I’ve had several people ask me to share my sourdough recipe after I recently posted a picture of a couple of my sourdough loaves on Instagram, so I’ve decided to do so.
But, first things first. The base component of a sourdough loaf is a sourdough starter, used instead of fresh or dried yeast, which is kept “alive” by being fed on a regular basis.
So this post takes you through the very simple steps to make a good sourdough starter. If you follow this recipe, you should have a decent sourdough starter in your fridge by the time I publish my sourdough bread recipe in a week’s time. And if you look after it, that starter could last you for weeks, months, even for years. There are some sourdough starters in existence that are over a century old.
The key, as with most of the elements of sourdough baking, is patience, but that patience will be rewarded each time you slice into a delicious, beautifully structured home-made sourdough loaf.

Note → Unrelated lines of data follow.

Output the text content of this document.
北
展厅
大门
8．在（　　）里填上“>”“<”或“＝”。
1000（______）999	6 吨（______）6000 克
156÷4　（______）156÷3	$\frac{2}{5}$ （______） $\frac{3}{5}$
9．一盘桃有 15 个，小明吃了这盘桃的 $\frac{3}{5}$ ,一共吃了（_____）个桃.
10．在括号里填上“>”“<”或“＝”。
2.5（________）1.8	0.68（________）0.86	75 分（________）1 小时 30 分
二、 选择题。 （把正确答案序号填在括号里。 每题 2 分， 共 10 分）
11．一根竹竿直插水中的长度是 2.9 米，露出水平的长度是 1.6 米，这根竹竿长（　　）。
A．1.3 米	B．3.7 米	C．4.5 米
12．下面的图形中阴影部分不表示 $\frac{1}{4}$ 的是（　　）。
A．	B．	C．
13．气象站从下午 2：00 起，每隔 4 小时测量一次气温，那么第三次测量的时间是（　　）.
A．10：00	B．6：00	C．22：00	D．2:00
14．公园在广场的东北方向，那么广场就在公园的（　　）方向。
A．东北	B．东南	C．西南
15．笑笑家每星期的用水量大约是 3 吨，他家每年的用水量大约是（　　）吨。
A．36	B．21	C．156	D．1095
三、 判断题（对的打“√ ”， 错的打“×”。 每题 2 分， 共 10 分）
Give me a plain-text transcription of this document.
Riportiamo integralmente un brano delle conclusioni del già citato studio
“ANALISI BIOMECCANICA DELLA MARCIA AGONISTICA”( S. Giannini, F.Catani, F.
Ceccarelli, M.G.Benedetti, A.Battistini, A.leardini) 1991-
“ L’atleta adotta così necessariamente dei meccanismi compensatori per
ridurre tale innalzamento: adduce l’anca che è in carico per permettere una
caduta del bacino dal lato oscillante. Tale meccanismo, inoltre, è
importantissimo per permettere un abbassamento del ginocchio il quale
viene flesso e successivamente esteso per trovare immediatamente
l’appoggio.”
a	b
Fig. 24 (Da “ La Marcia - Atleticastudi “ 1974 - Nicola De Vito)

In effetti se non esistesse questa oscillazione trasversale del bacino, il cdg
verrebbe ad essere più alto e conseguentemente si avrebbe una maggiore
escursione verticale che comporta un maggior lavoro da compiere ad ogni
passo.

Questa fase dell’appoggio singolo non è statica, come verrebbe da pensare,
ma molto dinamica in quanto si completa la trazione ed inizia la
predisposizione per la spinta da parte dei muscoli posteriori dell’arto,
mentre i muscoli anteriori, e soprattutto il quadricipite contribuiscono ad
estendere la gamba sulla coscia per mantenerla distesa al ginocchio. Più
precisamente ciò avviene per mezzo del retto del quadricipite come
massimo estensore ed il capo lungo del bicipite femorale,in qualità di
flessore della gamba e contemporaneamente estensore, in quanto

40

strong organic white bread flour
1. Put 50g of the flour in a bowl, jar or container. Add 50ml fresh tepid water and mix to combine until you have a thick, slightly elastic batter. Cover the container with a tea towel and leave at room temperature for 24 hours. The next day, add a further 50 g flour and 50 ml water and again mix to combine. Leave covered at room temperature for a further 24 hours.
2. You will be starting to understand the pattern by now. On day 3, add a further 50 g flour and 50 ml water and again mix to combine and leave at room temperature for a further 24 hours. By the following day, day 4, you should be seeing some signs of activity, in the form of bubbles in the mixture. This is due to natural, airborne yeasts beginning to interact with the flour and water mixture. Add a further 50 g flour and 50 ml water and again mix to combine and leave at room temperature.
3. By day 5 your starter should be lively and bubbling (if not, continue to feed it daily as described above until it does become active). This is your precious sourdough starter. Once it is active and lively, keep the sourdough starter in a sealed jar or container in the fridge. This will slow the fermentation process down, although the starter will remain active. It will still need to be fed, as before, but now only every 5 days or so, to keep it going.